Para Mihaly, o flow é um estado de espírito no qual o indivíduo, a fazer uma tarefa, se encontra completamente absorvido pela atividade e sente compreendê-la 100%. Sabe quando você está tão absorvido naquela luta com o chefão que a sua casa pode estar pegando fogo que você nem percebe? É isso.

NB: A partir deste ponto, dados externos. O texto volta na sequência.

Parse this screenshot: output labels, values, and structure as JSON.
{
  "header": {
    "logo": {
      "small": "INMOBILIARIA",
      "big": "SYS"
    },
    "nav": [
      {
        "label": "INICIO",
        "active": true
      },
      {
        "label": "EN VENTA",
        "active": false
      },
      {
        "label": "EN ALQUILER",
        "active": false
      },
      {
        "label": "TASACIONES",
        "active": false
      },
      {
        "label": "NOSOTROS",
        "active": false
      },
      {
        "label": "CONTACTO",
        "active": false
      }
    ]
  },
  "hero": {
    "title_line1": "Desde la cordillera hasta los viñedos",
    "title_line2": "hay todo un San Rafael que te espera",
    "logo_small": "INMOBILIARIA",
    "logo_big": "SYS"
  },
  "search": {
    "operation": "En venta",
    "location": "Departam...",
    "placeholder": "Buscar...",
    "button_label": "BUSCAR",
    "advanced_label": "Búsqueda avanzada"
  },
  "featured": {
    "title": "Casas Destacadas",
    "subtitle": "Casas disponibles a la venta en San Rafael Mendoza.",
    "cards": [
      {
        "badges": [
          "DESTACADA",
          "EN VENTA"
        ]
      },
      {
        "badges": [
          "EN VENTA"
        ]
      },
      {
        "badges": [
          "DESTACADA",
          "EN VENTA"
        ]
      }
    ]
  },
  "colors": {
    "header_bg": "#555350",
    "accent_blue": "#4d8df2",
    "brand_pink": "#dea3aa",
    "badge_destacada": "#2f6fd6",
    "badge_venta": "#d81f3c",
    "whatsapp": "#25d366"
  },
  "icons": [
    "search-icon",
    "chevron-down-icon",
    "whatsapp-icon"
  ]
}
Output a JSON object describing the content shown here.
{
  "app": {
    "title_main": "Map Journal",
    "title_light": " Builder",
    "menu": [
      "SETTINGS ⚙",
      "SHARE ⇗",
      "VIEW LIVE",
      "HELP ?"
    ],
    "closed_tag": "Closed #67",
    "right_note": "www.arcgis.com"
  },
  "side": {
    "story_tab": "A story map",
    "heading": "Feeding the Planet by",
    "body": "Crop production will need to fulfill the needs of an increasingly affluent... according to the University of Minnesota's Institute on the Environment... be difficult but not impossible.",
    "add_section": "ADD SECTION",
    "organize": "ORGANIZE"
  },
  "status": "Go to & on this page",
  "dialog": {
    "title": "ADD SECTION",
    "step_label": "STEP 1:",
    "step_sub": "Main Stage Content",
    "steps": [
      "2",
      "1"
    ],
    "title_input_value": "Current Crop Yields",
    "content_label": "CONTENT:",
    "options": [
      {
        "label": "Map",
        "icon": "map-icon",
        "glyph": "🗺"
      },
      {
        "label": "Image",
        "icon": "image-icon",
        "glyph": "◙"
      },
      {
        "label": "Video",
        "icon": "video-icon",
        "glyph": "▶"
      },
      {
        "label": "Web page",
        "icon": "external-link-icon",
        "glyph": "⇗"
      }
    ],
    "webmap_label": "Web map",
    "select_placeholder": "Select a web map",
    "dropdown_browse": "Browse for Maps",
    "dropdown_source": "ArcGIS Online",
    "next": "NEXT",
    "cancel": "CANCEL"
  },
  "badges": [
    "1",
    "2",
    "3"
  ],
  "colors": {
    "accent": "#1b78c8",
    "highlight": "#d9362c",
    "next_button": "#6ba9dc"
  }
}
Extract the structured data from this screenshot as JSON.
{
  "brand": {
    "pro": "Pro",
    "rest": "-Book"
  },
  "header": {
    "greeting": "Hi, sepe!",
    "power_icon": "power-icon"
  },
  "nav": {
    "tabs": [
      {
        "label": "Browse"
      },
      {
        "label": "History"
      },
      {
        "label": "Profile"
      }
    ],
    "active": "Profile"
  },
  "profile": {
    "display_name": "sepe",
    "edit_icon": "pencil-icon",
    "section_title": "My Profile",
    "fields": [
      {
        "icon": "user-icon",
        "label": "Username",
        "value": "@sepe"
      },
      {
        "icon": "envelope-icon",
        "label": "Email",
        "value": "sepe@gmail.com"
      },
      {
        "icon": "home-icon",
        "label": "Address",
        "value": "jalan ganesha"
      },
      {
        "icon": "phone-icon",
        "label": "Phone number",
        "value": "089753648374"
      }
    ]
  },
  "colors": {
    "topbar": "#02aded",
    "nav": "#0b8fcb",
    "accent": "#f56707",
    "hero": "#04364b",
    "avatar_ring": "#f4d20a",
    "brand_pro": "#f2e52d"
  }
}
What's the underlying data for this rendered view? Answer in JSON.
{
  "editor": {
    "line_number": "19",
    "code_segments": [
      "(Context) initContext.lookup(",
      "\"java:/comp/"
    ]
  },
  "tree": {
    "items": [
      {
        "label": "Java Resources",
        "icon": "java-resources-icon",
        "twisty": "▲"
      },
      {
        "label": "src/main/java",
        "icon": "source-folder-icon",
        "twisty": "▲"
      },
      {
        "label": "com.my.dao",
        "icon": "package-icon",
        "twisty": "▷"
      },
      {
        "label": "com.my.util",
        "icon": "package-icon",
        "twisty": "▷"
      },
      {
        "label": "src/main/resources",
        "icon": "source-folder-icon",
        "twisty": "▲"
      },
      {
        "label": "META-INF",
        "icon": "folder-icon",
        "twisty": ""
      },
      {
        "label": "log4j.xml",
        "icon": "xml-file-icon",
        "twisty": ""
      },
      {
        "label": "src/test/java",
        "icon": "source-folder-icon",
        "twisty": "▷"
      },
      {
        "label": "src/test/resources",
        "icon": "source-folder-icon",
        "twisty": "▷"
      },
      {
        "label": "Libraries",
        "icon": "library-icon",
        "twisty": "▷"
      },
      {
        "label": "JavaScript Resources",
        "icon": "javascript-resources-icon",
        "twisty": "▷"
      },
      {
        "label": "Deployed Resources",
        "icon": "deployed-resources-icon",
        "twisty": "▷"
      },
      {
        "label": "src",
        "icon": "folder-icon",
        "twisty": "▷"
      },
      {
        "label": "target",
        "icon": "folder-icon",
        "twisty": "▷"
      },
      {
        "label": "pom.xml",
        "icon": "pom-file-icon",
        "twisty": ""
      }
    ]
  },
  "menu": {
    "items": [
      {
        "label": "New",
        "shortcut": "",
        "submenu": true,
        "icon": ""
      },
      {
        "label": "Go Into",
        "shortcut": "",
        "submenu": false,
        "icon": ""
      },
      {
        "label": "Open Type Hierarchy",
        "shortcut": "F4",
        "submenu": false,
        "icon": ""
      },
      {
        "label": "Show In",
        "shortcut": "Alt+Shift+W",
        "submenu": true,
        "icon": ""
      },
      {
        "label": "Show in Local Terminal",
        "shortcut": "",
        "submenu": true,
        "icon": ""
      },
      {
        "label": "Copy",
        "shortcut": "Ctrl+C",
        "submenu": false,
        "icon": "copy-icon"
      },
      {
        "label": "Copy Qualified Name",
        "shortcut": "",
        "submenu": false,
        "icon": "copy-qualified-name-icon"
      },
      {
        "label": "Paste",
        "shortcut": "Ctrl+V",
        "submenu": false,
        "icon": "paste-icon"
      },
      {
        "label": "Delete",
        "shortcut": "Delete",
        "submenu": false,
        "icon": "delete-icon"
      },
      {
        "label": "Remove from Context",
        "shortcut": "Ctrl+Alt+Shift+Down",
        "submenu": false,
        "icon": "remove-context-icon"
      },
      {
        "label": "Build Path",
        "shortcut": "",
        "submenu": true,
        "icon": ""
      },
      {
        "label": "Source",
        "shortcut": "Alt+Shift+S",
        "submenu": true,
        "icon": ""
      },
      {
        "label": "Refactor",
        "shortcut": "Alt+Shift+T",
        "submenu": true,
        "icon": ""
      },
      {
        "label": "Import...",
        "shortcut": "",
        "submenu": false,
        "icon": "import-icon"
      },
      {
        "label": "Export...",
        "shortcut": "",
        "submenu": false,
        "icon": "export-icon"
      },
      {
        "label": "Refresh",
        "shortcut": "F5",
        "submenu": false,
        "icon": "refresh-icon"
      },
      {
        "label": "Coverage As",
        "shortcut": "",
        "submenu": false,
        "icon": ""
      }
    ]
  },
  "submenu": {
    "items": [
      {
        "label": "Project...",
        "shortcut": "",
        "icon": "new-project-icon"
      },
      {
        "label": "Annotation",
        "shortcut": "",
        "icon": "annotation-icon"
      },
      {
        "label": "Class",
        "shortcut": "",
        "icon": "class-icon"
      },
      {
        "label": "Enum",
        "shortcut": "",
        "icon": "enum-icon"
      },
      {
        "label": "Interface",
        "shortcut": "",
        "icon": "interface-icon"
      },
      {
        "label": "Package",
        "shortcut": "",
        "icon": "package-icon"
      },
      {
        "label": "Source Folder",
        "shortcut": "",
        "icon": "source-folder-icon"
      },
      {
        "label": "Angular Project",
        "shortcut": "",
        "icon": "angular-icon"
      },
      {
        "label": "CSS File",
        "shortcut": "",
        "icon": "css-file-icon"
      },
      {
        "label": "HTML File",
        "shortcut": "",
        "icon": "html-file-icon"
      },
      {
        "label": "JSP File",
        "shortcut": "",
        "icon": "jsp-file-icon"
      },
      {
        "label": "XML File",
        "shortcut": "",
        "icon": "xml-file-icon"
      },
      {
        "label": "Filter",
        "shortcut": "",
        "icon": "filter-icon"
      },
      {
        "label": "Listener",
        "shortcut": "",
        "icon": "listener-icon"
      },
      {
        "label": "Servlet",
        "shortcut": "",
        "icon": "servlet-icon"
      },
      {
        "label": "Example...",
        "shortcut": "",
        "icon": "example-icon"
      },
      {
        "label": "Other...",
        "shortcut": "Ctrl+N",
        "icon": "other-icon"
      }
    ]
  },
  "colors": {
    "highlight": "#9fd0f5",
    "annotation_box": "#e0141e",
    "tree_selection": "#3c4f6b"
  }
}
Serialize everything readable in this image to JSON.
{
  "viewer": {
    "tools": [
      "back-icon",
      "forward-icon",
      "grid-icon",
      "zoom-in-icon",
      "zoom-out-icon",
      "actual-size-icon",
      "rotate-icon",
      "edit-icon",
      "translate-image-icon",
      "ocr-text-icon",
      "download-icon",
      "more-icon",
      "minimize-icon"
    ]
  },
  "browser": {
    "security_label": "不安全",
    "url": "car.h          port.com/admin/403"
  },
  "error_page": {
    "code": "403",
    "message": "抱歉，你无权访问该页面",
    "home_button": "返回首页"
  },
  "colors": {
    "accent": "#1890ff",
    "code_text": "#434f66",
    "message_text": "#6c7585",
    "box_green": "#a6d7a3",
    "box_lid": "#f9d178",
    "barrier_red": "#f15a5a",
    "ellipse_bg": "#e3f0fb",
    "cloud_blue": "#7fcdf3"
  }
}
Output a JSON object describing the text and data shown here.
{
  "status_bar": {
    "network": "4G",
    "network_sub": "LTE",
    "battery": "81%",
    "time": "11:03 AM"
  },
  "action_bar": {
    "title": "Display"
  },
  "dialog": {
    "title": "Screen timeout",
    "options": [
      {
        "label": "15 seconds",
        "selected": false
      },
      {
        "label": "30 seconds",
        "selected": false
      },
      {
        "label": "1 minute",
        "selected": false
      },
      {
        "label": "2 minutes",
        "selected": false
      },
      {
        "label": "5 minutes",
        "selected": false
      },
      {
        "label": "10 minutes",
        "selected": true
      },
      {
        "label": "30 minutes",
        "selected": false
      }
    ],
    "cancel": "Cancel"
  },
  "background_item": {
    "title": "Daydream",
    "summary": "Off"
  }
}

Segundo Mihaly, algumas coisas são necessárias para atingir o flow. São elas:

  1. Objetivos claros — A pessoa sabe exatamente o que tem que fazer e quais as formas de obter sucesso.
  2. Concentração e foco — A concentração se foca completamente na tarefa a frente.
  3. Perda do sentimento de auto-consciência — Não se pára para questionar o futuro, o passado e como a pessoa se sente em relação a eles. Toda sua atenção está na tarefa e assim não há espaço na consciência para nenhum outro pensamento, nem de dúvida.
  4. Sensação de tempo distorcida — A imersão total na tarefa faz a passagem do tempo subjetiva ser muito diferente do tempo real.
  5. Feedback direto e imediato — Todos os pequenos sinais passados pela atividade são percebidos pela pessoa que se adapta conforme o necessário.
  6. Equilíbrio entre o nível de habilidade e de desafio — a atividade nunca é muito fácil ou muito difícil o nível de dificuldade percebido pela pessoa parece sempre dentro do nível de habilidade que ela possui e dentro do espectro de desafiante.
  7. A sensação de controle pessoal sobre a situação ou a atividade — Com todos eles elementos, a pessoa se sente confiante dentro da atividade, sente-se como "no topo" dela.
  8. A atividade é em si recompensadora, não exigindo esforço algum — Os feedbacks e a sensação de controle passam se ser a recompensa para a própria atividade, nenhuma outra recompensa externa é necessária para deixar a pessoa com a sensação de satisfação.
  9. A pessoa praticamente “se torna parte da atividade” que está praticando — Toda a capacidade de consciência da pessoa se torna a atividade, o mundo de fora cessa de existir durante esse momento e a pessoa se torna tão envolvida com a atividade que se sente parte dela.
Trabalhos manuais muitas vezes resultam em flow.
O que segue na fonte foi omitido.